* April CPI at +4.5% yr/yr, unchanged from March
* Core CPI eases to 3.3% from 3.5% in March
* Cbank to review policy settings on May 13 (Adds detail, comments from central bank and economist)
MANILA, May 5 (Reuters) – Philippine inflation steadied to an annual rate of 4.5% in April, as slower price increases for key food items such as rice and vegetables offset higher energy costs, data from the statistics agency showed on Wednesday.
April inflation was unchanged from March and below the median forecast of 4.7% in a Reuters poll and within the central bank’s 4.2%-5.0% projected range for the month.
Core inflation, which excludes volatile food and fuel prices, eased to 3.3% in April, after a 3.5% reading in March .
Headline inflation averaged 4.5% in the first four months of the year, above the central bank’s 2%-4% target band for the year.
The Philippine central bank said the data was in line with its projection that inflation would remain elevated this year, particularly due to pressures from high pork prices after African swine fever outbreaks reduced supply.
“The balance of risks to the inflation outlook remains balanced around the baseline path in 2021, while leaning toward the downside in 2022,” Bangko Sentral ng Pilipinas (BSP) Governor Benjamin Diokno told reporters.
The BSP, which reviews monetary settings every six weeks, holds its next policy meeting on May 13, two days after the release of first-quarter gross domestic product data.
Diokno said the BSP’s decision will take into account the latest inflation data, along with information from the first-quarter GDP report.

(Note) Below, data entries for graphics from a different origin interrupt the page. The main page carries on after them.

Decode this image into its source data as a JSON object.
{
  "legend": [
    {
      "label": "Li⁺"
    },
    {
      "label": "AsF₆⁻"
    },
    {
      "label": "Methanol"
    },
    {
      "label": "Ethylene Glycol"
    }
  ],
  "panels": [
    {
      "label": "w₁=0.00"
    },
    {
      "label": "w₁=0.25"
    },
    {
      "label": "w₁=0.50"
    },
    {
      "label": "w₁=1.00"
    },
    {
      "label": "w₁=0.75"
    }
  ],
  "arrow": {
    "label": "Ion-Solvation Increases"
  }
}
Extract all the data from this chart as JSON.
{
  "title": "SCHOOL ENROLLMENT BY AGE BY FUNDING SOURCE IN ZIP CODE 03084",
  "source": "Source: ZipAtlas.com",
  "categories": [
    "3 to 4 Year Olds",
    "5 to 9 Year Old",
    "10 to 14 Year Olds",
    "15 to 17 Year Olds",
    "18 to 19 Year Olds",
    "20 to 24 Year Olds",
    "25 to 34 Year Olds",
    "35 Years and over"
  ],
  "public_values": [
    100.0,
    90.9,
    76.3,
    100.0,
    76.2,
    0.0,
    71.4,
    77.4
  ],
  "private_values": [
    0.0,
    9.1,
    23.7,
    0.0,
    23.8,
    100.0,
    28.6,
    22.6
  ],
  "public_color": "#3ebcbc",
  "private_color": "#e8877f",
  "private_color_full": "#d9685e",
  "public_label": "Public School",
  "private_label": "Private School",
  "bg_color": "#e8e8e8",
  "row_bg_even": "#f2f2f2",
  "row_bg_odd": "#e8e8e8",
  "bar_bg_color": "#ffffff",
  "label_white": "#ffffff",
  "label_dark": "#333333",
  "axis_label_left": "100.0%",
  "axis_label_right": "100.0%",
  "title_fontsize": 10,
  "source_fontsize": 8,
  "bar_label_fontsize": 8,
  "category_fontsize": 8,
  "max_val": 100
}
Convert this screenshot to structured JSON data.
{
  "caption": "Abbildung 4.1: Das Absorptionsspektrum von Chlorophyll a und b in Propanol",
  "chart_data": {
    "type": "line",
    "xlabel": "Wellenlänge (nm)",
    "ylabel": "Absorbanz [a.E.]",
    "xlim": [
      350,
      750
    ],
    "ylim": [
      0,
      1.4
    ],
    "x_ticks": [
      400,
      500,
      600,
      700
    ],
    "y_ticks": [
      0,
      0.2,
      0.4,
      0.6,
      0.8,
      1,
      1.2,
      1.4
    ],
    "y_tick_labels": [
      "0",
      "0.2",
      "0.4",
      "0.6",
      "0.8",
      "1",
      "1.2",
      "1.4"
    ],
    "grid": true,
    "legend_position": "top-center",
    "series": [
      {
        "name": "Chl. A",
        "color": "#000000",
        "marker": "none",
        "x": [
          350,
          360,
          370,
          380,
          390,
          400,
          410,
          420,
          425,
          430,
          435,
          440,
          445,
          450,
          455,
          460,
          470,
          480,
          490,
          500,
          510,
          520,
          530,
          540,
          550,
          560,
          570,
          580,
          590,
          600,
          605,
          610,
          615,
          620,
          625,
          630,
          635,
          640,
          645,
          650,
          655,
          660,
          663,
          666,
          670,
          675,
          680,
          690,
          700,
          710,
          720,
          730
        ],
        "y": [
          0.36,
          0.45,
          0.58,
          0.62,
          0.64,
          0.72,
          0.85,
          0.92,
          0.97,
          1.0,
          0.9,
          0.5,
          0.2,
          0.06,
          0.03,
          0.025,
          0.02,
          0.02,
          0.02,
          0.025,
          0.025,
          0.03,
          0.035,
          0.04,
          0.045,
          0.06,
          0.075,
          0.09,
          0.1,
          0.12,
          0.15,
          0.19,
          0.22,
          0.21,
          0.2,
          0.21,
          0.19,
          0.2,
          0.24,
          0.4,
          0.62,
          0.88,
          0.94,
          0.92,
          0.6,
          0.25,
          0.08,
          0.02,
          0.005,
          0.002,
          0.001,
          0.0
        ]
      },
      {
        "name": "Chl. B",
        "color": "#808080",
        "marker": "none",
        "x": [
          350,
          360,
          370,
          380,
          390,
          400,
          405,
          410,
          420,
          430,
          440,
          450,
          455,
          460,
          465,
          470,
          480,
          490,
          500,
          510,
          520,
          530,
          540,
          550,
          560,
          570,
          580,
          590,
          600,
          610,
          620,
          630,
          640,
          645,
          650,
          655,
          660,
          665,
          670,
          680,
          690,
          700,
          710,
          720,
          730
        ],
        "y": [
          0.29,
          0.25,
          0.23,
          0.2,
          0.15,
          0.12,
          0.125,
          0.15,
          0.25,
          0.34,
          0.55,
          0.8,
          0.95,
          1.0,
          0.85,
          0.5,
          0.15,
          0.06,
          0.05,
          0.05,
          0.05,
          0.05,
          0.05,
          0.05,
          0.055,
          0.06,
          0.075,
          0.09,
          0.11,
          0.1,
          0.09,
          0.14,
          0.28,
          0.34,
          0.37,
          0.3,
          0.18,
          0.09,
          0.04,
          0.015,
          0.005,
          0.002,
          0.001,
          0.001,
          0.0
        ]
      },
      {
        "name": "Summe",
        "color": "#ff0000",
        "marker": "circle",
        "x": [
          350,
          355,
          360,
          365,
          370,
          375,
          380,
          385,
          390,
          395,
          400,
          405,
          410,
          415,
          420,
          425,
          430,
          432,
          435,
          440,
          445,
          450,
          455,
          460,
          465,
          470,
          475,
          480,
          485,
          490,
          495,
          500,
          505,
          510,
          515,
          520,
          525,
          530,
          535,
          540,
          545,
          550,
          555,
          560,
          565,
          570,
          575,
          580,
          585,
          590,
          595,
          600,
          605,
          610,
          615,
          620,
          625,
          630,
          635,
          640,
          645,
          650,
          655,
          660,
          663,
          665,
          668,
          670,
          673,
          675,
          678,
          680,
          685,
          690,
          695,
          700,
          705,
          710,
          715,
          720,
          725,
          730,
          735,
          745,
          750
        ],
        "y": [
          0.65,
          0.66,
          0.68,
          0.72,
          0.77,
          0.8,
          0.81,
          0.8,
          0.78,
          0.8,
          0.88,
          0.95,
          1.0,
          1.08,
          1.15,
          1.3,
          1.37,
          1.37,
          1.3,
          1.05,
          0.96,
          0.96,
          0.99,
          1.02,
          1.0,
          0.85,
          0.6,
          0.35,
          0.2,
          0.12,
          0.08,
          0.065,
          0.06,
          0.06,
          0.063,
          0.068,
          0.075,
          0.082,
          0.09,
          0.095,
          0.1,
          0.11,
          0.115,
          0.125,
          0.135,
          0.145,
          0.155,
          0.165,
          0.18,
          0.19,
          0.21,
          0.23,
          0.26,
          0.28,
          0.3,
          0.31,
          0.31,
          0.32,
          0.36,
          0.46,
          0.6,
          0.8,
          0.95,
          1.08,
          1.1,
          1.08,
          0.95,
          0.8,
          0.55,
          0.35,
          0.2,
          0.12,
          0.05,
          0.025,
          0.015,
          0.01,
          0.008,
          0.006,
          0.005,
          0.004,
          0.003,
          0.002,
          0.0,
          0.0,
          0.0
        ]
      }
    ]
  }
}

“We expect BSP to remain on hold for the whole of 2021 to provide support to the economy and we believe inflation will begin to decelerate further in May as supply side issues are addressed by supply side remedies,” said Nicholas Antonio Mapa, a senior economist at ING.
The government has reduced pork import tariffs and allowed traders to bring in higher volumes of meat from abroad in a bid to address the domestic shortage.